VERANO12 › MARíA ROSA LOJO

Reinas de la noche

I

Las botas y el sombrero tejano, el chaleco desflecado y el cinturón con el Colt que lanza balas de salva lo esperan en el armario del camarín. Hoy, Miguel aportará un lazo con el que piensa capturar a cualquiera del público que se preste al juego. No escatima complicaciones ni audacias. Lo importante es el embellecimiento del número, al que consagra, con obsesivo perfeccionismo, casi todas sus noches.

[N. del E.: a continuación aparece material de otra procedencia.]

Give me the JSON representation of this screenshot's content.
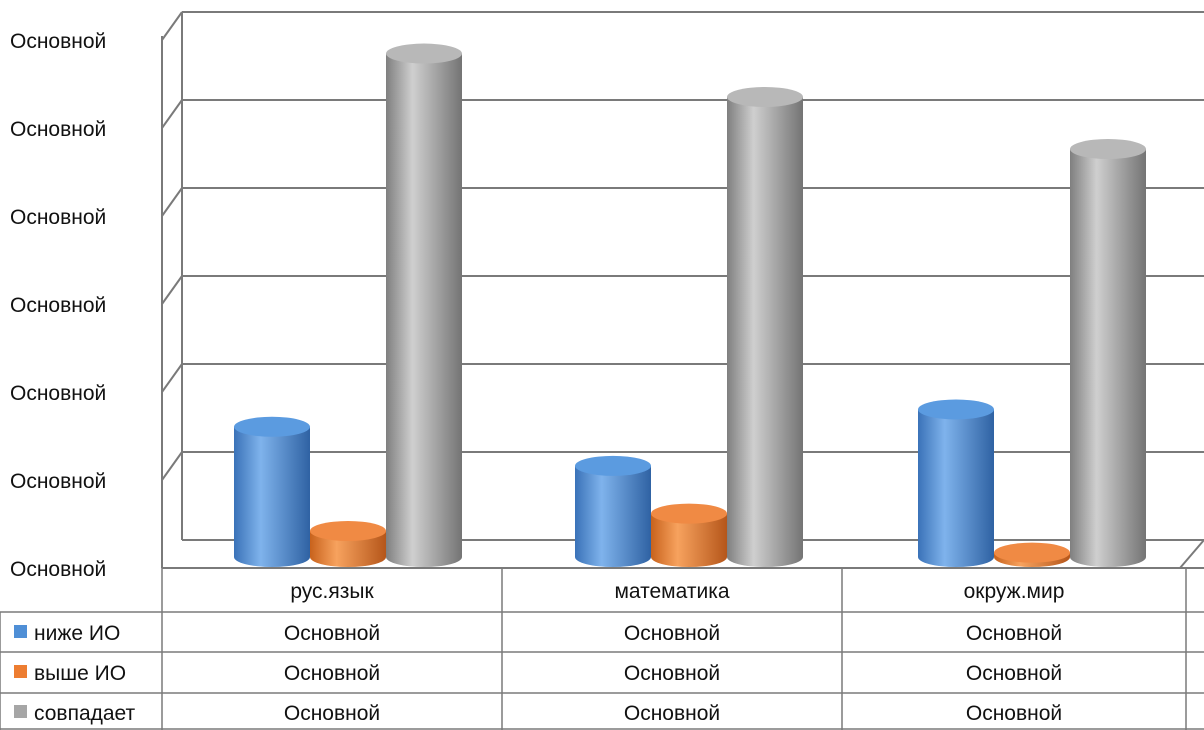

Duerme durante las mañanas, que otros gastan en calles y oficinas. Los sueños lo llevan siempre a paisajes exóticos, pero que le resultan conocidos, como si los hubiese frecuentado en otras vidas. Así será –piensa muchas veces–, sin resignarse a creer que sólo podemos tener una existencia, donde desempeñamos siempre el mismo oficio. Tampoco le es posible admitir que los humanos –apenas una espuma sobrante y díscola de la creación desmesurada– sean los únicos habitantes racionales de tantos mundos, superfluos y desiertos. Quizás, en esos mundos, los seres inteligentes tengan forma de surtidor traslúcido, capaz de acomodarse a cualquier molde o de pulverizarse en agua de lluvia para no ser capturado y encerrado como el ganado en el brete, al que se le impone a fuego la marca de un dueño.

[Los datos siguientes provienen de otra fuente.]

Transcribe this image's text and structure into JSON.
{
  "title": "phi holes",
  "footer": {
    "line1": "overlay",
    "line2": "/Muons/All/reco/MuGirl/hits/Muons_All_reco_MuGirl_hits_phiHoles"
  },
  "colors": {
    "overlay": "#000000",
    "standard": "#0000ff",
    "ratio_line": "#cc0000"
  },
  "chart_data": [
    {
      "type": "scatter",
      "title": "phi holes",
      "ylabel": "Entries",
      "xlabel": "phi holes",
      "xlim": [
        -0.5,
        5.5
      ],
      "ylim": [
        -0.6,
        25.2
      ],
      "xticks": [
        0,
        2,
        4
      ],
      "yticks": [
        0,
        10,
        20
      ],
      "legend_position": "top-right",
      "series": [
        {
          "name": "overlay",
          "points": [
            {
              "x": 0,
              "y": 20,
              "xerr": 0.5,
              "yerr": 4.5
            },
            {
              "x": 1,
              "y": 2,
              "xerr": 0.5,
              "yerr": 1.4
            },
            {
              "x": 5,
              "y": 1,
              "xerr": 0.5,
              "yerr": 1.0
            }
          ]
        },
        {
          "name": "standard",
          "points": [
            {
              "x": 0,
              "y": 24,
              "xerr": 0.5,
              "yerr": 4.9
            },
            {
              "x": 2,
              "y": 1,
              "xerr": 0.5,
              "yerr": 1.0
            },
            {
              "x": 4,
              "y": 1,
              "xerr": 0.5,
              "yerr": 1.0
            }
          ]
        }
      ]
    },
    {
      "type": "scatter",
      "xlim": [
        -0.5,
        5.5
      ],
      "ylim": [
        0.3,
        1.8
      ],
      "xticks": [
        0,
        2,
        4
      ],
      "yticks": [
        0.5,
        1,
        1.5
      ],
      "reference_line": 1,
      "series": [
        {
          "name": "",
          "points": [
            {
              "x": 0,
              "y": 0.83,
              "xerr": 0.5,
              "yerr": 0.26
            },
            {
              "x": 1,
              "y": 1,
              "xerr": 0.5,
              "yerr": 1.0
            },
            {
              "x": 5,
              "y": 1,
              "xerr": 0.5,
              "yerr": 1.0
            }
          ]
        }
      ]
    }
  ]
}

Miguel no admite dueños en asuntos de trabajo. Nunca se queda demasiado tiempo en un club nocturno, ni acepta fácilmente contratos con los mismos empresarios. Cuando puede, viaja a otras ciudades o a otros países, aunque en los últimos tiempos eso le ha sido más difícil. Tiene responsabilidades y preocupantes cargas de familia que ejercen, ellas sí, cierta forma irresistible de la posesión. Cuando piensa en eso, un ramalazo de dolor casi lo quiebra, pero se rehace. Ahora la única vida posible es la del show. El dolor afloja como si le aplicaran morfina, se disuelve lentamente en la irrealidad.

Está habituado, por lo demás, a insistir y a resistir, desde muy joven. Su carrera como transformista ha sido también una carrera de obstáculos. Cuántos le siguen reprochando que haya malgastado una buena voz de tenor y una vasta cultura musical en las extravagancias ambiguas de una drag queen, perturbadora reina de la noche. Su última impostación es esa “Texas Ranger” femenina que cuelga de la percha. Se coloca las medias, las botas, la falda y el chaleco. Gira sobre sí mismo varias veces, para apreciar mejor, ante el espejo, el caleidoscopio tornasolado de las lentejuelas. Se aplica las pestañas y la cabellera postiza que lo hacen pensar en Annie Oakley, la mejor tiradora del Oeste, aunque duda de que alguien recuerde todavía a ese legendario personaje de su infancia. Luego se empolva y se pone de pie, satisfecho de su estatura, que le permite lucir auténticas botas vaqueras, y no las de taco aguja de doce o quince centímetros, casi zancos prostibularios, que usan otras estrellas. Pero odia la repetición, el aburrimiento. Aunque con este número de cowgirl y canciones country ha cosechado éxitos incontestables, ya tiene ensayada una nueva rutina para los próximos meses. Se vestirá de Sirenita o espíritu de las aguas. Ha diseñado la malla enteriza, de color verde lago, con una larga cola que disimula los pies, y el corpiño recamado con cuentas que imitan incrustaciones de coral. La mayor innovación será la música. Por primera vez incluirá en su espectáculo una genuina aria de ópera: la “Canción a la Luna”, de Dvorak, donde Rusalka la Sirena pide ser convertida en un ser humano. Admirador fanático de Monserrat Caballé y de la voz angelical de Freddie Mercury, fantasea con la ambición de subir a los teatros líricos, aunque no para hacer las cosas que ya se han hecho, sino para crear otras distintas. Lo que más le gusta de la ópera de Dvorak es que no muere la Sirena, como en el cuento de Andersen, sino el príncipe. Miguel imagina, sin embargo, otro final mejor, donde el príncipe pueda amar a la Sirena tal como es: con sus escamas y su cola sensitiva de delfín imperial y su voz prodigiosa.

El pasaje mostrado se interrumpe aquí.